MILANO – Nella saliva di chi è affetto di Parkinson, la concentrazione di caffeina può esser un indice importante per comprendere lo sviluppo di questa patologia. Minori infatti sono i livelli di questa sostanza, più la malattia ha raggiunto una moderata o avanzata espressione. Leggiamo i dettagli di questa scoperta scientifica di un gruppo di ricercatori italiani da adnkronos.it.
Parkinson: nella saliva dei pazienti, la caffeina aiuta nella diagnosi
Monitorare i livelli di caffeina presenti nella saliva dei malati Parkinson per capire come evolve la patologia neurologica. Chi soffre di Parkinson in forma moderata o avanzata, infatti, presenta concentrazioni salivari di caffeina inferiori. E’ quanto emerge da uno studio condotto dal gruppo di Alfredo Berardelli dell’Irccs Neuromed di Pozzilli (Isernia) e dell’università Sapienza di Roma, pubblicato su ‘Scientific Reports’ (gruppo Nature). Risultati che, secondo gli autori, “potrebbero aprire la strada a un metodo rapido e non invasivo per monitorare la progressione della malattia”.
“E’ noto che l’assunzione di caffeina riduce il rischio di sviluppare la malattia di Parkinson – spiega Giorgio Leodori di Neuromed e Sapienza, primo autore del lavoro – Nella ricerca abbiamo studiato 86 pazienti che si trovavano a diversi stadi della patologia e li abbiamo messi a confronto con un gruppo di controllo costituto da 83 soggetti sani della stessa fascia di età. Nei pazienti con malattia di Parkinson e nei soggetti di controllo sono stati valutati il livello di assorbimento della caffeina, il relativo metabolismo e infine la quantità di caffeina presente nella saliva”.

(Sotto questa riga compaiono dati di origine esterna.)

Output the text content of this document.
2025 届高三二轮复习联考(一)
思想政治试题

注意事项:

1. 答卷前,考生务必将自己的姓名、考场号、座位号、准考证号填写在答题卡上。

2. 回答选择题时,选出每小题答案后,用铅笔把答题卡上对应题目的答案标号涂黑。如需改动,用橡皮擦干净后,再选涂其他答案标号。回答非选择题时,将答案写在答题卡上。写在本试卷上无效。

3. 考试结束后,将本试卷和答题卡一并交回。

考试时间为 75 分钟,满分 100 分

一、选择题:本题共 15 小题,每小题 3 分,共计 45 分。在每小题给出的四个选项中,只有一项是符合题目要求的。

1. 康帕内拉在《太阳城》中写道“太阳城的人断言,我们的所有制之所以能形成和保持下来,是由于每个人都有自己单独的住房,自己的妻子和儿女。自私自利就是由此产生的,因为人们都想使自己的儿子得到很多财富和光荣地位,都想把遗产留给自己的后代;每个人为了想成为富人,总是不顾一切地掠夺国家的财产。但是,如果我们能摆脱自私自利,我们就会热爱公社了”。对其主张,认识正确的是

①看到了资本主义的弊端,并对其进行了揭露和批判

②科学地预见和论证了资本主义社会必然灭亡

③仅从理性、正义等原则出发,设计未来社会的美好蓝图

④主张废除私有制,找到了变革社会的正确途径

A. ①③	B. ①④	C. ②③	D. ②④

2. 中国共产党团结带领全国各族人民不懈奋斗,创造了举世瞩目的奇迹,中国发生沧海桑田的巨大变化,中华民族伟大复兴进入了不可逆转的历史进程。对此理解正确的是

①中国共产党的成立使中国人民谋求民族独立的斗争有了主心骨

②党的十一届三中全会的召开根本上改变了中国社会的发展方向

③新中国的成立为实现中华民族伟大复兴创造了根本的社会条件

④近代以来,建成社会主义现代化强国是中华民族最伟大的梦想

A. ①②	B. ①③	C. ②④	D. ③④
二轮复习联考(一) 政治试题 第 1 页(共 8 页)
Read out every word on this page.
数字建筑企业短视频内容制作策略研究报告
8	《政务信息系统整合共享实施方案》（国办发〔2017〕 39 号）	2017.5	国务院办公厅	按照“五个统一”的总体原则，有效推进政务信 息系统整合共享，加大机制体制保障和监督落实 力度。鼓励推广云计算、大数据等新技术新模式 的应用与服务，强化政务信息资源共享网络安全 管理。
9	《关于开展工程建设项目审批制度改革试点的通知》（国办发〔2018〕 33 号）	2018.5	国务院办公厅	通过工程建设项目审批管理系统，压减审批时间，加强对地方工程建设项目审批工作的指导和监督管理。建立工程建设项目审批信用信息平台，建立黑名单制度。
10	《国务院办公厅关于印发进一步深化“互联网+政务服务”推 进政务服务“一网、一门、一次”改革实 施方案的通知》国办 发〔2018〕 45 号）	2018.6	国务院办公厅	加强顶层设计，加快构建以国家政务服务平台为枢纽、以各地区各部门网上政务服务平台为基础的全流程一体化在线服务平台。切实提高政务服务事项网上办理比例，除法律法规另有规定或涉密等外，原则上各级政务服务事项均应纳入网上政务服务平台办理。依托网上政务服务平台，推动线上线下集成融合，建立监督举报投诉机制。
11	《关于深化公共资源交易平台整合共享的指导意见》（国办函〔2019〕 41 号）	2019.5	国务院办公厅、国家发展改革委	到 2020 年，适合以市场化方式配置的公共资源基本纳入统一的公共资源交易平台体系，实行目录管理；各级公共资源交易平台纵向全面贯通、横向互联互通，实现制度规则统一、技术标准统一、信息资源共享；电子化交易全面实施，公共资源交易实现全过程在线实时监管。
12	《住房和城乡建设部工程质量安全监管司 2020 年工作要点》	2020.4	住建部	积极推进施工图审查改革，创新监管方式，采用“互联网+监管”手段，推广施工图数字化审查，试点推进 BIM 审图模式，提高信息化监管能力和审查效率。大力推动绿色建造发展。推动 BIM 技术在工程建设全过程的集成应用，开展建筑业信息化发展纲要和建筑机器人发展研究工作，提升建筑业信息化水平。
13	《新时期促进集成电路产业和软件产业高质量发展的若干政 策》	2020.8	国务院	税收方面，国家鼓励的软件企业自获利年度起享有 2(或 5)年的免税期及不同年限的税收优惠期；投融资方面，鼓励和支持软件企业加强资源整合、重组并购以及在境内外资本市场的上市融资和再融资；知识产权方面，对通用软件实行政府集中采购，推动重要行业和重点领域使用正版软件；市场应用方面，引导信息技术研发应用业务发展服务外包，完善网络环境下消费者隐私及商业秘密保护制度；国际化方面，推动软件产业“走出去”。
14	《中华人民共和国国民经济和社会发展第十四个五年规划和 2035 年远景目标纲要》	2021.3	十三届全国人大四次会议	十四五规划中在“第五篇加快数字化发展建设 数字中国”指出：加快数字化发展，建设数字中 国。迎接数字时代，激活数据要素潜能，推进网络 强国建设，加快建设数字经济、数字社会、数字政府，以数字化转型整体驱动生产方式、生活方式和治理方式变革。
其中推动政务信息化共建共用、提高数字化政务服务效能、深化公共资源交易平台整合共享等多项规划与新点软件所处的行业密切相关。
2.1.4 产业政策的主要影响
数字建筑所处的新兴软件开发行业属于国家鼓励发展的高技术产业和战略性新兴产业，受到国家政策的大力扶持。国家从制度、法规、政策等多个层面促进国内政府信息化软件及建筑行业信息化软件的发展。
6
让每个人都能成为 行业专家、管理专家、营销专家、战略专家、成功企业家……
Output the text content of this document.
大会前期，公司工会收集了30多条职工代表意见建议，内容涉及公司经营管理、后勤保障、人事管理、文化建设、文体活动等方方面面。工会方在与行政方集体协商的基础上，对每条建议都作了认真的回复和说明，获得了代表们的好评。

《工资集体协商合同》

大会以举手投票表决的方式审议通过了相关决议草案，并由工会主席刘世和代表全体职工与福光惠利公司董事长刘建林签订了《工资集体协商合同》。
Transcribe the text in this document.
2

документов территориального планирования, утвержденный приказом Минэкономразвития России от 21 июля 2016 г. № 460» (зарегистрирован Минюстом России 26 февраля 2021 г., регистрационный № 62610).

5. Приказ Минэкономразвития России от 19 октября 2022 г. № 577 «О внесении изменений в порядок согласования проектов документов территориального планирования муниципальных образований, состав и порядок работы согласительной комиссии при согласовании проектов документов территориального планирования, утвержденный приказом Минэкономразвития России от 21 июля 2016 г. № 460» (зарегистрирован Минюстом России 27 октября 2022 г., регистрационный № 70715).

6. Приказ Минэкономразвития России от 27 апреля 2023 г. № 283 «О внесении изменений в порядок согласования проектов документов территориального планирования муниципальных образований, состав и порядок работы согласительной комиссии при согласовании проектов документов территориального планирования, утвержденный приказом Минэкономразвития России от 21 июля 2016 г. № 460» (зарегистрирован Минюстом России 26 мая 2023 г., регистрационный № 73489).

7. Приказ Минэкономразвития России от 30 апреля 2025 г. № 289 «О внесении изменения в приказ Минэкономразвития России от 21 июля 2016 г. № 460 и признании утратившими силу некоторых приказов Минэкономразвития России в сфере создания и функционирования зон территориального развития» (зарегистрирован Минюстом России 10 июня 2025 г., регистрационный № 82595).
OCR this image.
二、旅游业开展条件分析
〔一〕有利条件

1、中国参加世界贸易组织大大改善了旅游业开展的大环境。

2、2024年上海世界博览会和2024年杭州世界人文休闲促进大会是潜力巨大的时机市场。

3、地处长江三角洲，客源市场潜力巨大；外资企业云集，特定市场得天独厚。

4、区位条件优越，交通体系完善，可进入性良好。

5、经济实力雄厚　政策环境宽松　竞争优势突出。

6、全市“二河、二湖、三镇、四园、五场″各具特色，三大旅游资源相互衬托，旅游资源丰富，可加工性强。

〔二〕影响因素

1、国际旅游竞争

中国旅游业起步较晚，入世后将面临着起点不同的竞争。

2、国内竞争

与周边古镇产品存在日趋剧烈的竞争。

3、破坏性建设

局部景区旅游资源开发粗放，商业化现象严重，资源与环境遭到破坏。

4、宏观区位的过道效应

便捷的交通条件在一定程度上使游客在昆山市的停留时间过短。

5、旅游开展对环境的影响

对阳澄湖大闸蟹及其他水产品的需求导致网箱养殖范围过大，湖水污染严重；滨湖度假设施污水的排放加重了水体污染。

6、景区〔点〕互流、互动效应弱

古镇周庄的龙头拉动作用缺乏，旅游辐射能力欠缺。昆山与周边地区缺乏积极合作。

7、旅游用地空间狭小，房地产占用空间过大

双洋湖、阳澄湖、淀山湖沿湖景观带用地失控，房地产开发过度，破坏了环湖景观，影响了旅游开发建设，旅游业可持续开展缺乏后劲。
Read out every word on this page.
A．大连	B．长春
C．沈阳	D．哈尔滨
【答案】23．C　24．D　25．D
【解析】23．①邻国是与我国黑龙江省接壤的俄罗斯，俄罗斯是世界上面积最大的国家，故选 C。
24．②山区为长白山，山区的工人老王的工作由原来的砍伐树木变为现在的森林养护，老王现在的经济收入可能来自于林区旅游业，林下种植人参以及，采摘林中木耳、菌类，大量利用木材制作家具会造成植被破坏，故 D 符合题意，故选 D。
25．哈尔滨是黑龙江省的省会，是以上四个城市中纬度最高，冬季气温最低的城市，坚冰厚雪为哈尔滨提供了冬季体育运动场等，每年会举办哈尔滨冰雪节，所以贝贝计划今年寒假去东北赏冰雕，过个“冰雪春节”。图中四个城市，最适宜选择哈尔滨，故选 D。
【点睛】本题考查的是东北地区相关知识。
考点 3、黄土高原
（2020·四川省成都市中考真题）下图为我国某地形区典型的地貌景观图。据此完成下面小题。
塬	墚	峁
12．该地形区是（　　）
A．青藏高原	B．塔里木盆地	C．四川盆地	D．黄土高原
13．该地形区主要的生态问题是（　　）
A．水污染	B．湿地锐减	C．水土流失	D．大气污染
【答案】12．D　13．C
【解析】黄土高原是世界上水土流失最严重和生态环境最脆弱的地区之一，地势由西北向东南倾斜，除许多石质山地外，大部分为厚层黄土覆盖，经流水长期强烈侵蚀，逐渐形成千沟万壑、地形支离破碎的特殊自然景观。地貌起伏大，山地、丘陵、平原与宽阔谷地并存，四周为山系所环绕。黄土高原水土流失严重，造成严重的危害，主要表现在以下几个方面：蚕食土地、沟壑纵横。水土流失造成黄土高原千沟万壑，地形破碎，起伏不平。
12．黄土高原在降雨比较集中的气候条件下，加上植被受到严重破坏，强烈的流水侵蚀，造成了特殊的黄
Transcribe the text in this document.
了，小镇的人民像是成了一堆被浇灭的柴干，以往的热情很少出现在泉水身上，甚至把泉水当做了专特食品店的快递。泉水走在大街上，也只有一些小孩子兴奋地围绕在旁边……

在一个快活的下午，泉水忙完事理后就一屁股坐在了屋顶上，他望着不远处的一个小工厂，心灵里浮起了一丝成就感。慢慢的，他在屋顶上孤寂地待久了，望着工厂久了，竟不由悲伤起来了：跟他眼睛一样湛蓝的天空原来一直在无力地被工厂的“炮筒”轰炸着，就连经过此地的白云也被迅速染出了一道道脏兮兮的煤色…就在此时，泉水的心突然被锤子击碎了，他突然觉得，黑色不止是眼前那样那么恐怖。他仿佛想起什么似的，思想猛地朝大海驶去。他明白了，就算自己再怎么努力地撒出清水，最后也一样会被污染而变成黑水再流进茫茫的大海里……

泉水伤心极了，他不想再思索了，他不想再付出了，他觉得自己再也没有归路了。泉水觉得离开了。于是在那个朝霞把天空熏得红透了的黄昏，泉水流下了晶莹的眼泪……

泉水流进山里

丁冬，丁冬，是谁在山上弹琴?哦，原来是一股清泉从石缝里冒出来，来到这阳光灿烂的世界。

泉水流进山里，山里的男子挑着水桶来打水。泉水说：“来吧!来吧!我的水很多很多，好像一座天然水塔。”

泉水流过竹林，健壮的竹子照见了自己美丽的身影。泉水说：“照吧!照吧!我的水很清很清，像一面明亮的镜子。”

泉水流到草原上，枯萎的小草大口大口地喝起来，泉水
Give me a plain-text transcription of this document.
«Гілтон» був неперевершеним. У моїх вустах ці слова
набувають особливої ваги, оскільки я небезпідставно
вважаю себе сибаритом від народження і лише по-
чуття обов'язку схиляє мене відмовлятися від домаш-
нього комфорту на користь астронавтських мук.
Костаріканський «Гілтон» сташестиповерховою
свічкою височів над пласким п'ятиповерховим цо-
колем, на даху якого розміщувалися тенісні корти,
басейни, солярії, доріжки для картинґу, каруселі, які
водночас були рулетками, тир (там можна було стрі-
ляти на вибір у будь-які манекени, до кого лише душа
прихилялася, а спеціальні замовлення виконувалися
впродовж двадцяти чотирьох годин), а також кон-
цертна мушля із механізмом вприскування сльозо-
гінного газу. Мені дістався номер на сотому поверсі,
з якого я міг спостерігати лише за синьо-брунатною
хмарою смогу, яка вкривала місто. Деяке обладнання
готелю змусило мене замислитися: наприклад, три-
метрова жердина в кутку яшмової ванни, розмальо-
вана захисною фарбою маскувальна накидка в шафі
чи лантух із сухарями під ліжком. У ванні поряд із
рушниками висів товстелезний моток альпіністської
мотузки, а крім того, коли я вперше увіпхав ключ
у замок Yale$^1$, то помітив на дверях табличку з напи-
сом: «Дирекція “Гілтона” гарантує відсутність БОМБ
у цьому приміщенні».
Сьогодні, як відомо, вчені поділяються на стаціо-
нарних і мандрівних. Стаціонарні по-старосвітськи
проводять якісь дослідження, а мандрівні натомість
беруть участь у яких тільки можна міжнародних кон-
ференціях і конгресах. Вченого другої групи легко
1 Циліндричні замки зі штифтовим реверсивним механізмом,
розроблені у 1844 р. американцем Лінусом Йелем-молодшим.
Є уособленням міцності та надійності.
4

I risultati, riassume una nota, hanno dimostrato che
“L’assorbimento e il metabolismo della caffeina erano simili nei pazienti e nei soggetti di controllo. Al contrario, il livello di caffeina nella saliva era inferiore nei pazienti con malattia di Parkinson in fase moderata o avanzata rispetto al gruppo di controllo”.
“Non sappiamo ancora con chiarezza quali possano essere le cause della differente concentrazione di caffeina tra pazienti e controlli, dato che non abbiamo osservato alterazioni nell’assorbimento o nel metabolismo nei pazienti studiati – rimarca Leodori – Ulteriori studi saranno necessari per chiarire questo aspetto. Ciò che però emerge dal nostro lavoro è che la misurazione della caffeina nella saliva può costituire un valido strumento per definire con maggiore precisione lo stadio a cui si trova la malattia di Parkinson e seguire la sua progressione. Ci troviamo quindi davanti a un potenziale ‘biomarker’, utile per i clinici che seguono i pazienti”.
“Ma oltre a questo – aggiunge il ricercatore – i nostri risultati suggeriscono che la caffeina potrebbe svolgere un ruolo nella progressione della malattia di Parkinson. Approfondire i meccanismi che legano caffeina e malattia di Parkinson potrebbe portare a nuove conoscenze sulla genesi e sullo sviluppo di una patologia così rilevante, sia per la qualità di vita delle persone colpite sia per il peso sul Servizio sanitario nazionale”.